The p.Gly773Cys is located within a long stretch of helical residues 691–823, in which essentially mostly lethal substitutions are identified and also corresponds to Bodian’s “COL1A1 decision tree” about the lethality of mutation [8, 21, 22]. This region correlates with the major ligand binding region 2 (MLBR 2) that extends from helical positions 682–830 in the type I collagen fibril and includes sites that are crucial for collagen self-assembly [8]. This region is important also for interactions of collagen monomers or fibrils with α1β1/α2β1 integrins, matrix metalloproteinases (MMPs), fibronectin, and cartilage oligomeric matrix protein [23]. The Gly773 residue lies within overlapping MMP interaction domain and cell interaction domain with human type I collagen fibril and within ligand binding sites for secreted protein, acidic, and rich in cysteine (SPARC), fibronectin, and MMP1, 12, and 13 [24]. Therefore, mutations in this region interfere severely with the function of protein.

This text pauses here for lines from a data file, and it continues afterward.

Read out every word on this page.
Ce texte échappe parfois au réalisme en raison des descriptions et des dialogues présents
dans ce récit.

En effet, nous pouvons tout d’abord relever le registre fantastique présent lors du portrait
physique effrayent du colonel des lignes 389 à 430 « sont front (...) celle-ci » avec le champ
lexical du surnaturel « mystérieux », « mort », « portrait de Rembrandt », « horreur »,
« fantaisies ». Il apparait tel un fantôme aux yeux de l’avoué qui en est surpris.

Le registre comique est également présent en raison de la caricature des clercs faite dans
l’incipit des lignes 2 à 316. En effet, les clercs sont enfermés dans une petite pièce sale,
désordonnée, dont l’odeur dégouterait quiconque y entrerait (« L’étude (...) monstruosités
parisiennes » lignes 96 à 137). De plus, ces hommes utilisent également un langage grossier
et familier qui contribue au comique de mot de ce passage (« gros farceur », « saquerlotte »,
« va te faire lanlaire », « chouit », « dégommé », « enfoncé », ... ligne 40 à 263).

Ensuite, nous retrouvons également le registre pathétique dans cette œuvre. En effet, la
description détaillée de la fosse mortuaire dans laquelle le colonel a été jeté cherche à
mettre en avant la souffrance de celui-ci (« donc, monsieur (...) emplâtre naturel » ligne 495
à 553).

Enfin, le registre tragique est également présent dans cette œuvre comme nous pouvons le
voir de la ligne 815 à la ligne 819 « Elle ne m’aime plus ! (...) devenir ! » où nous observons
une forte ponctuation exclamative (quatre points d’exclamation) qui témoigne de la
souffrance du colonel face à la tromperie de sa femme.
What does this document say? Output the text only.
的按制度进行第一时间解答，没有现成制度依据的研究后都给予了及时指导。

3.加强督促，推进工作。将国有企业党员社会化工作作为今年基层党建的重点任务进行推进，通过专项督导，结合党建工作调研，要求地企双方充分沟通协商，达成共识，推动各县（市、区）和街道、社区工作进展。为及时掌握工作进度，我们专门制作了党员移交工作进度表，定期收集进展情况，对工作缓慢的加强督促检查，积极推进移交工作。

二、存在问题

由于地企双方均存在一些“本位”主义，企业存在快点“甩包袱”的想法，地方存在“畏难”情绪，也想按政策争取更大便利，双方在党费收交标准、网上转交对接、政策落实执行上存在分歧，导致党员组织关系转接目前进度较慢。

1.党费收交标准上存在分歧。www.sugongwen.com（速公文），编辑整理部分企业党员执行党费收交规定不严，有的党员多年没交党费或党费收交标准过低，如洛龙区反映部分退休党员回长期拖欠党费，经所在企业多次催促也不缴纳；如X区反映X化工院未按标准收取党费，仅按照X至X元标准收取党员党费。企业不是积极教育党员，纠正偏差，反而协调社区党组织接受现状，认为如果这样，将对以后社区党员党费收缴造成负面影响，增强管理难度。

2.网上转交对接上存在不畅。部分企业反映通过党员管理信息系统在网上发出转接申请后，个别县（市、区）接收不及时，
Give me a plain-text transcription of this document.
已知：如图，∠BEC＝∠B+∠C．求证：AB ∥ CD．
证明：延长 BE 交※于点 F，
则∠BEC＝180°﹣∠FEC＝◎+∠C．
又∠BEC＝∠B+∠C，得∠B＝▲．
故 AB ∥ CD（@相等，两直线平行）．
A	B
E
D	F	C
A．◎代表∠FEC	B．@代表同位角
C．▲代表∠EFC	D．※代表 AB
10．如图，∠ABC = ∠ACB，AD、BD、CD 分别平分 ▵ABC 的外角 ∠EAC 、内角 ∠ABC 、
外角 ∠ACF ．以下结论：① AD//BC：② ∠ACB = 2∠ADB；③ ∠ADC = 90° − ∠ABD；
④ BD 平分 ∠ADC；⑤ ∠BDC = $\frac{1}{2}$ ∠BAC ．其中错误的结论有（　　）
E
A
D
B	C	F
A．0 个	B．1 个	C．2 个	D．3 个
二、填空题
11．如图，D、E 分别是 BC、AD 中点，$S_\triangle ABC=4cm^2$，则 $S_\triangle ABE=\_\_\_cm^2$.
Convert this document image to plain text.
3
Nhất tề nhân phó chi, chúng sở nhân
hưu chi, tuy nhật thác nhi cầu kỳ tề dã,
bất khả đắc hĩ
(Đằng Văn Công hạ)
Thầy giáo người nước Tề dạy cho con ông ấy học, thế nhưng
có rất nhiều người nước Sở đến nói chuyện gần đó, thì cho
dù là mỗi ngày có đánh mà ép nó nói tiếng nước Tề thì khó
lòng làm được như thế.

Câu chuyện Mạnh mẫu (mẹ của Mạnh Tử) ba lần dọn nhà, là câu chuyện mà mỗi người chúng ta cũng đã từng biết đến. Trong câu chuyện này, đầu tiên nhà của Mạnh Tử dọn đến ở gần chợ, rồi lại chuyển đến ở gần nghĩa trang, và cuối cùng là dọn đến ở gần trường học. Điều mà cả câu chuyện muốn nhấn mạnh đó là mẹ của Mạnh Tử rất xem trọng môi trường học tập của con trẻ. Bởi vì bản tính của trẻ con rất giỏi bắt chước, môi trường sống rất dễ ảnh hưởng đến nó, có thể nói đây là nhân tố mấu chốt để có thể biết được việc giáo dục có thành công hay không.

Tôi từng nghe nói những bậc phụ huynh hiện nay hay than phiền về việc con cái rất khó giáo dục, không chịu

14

Substitutions of the same glycine residue in COL1A1 often have independent lethal and non-lethal outcomes. The described p.Gly773Cys mutation was lethal, excluding possibility that this family manifests OI type III. Moreover, neighboring Gly to Cys substitutions are reported to have diverse outcomes. P.Gly770Cys was reported to cause OI type II with a lethal outcome, whereas p.Gly788Cys represents a non-lethal variant causing OI type III/IV [8].

Conclusions

The present study describes a de novo p.Gly773Cys mutation in COL1A1 related to the severe OI that gives additional information of pathophysiology of OI. This shows that phenotyping together with genotyping is important to identify special patients and relevant for counseling of parents.

Our study underlines the importance of exome sequencing in disease gene discovery for families where conventional genetic testing does not give conclusive evidence.